O clima é tenso entre os deputados na Assembleia, que reclamam de ter que deixar seus funcionários numa condição que consideram desumana. Aliados de André afirmam que a situação incomoda o presidente, que convocou uma reunião de líderes para a manhã desta quarta (22) na tentativa de achar uma solução e evitar que a fila se prolongue por mais madrugadas.
Deputados da oposição também afirmam que buscam um acordo entre os partidos para conseguir espaço para suas CPIs e evitar o desgaste da fila para os funcionários. Apesar das conversas ao longo da terça-feira, não houve acerto entre os líderes –o que fez a fila varar a madrugada e a nova reunião ser convocada.
“A fila começa com deputados aliados a Tarcísio. Isso demonstra um pouco como o governo vai querer tratar o diálogo dentro da Assembleia”, afirma Luiz Claudio Marcolino (PT).
O motivo da antecipação da fila, diz ele, foi o desespero do governo com os temas das CPIs da oposição.
“Está todo mundo lá sem máscara, no calor, não tem estrutura de alimentação. É um absurdo o presidente que assumiu [André] coloque os funcionários numa condição insalubre. É muito ruim para o início da legislatura”, completa.
O PT quer propor ainda CPIs a respeito de contratos do DER, dos recursos do Instituto Butantan, de concessões e funcionamento do metrô e da CPTM, entre outros. O PSOL mira a despoluição do rio Tietê.
Já os tucanos propõem CPIs sobre a fraude nas Lojas Americanas e problemas de fornecimento da empresa de energia Enel. Os bolsonaristas querem investigar tratamentos de transição de gênero em menores de idade.
Procurada pela Folha, a direção da Casa emitiu nota afirmando que “o serviço de protocolo encontra-se suspenso” e atribui a fila a uma atitude dos líderes de partidos, sem que a direção possa interferir nisso.
“Em uma Casa democrática, não cabe cerceamento ou juízo de valor sobre ações e formas de trabalho das lideranças partidárias. A responsabilidade da administração da Casa é garantir a segurança e a ordem para os trabalhos, o que será assegurado”, diz.
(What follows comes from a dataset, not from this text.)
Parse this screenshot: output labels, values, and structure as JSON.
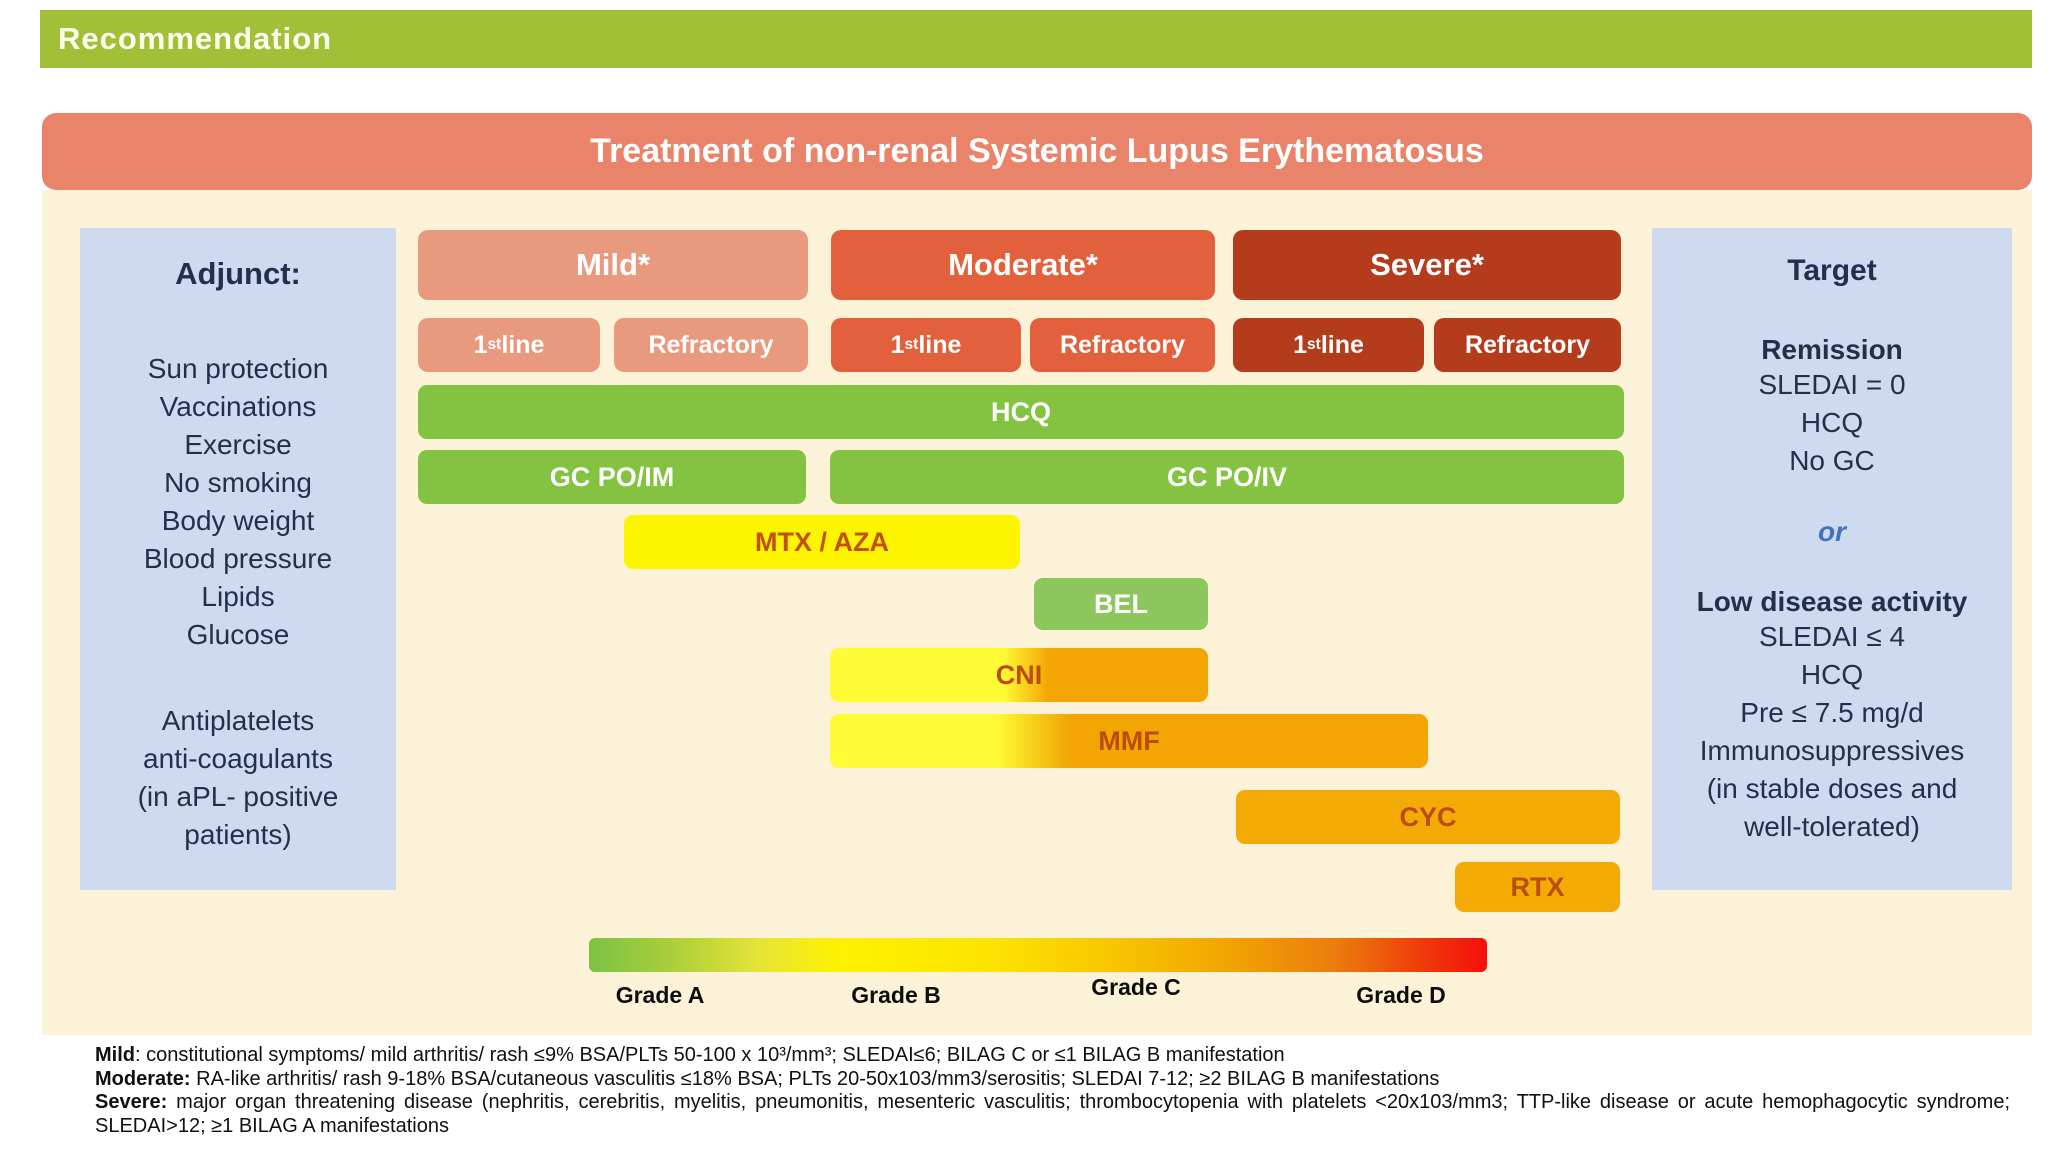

Há quatro anos, a fila da CPI começou no dia 15 de março, uma sexta-feira, e durou até a segunda-feira seguinte. Assessores se revezaram em turnos com cadeiras improvisadas numa espera que teve ao menos pizza e refrigerante.
PSDB e aliados, uma vez no posto número um da fila, protocolaram 11 CPIs, empurrando as de oposição no mínimo para o ano seguinte.
As investigações do Legislativo têm prazo de 120 dias e podem ser prorrogadas uma vez, por 60 dias, somando um período máximo de seis meses de duração.
Os temas variavam entre venda irregular de animais, fake news, situação da barragem Salto Grande, violência sexual em universidades, táxi aéreo e outros. Com isso, os tucanos alcançaram o principal objetivo de barrar uma CPI da Dersa, que miraria os escândalos de corrupção protagonizados pelo engenheiro Paulo Vieira de Souza, conhecido como Paulo Preto.
O mero protocolo das CPIs, no entanto, não garante seu funcionamento. Isso depende de o presidente da Casa criar a comissão, dos partidos definirem seus membros, do membro mais velho convocar a primeira reunião, dos membros elegerem presidente e relator e de que haja quórum para as demais reuniões. Todas essas etapas costumam enfrentar obstrução da base ou da oposição a depender do tema da CPI.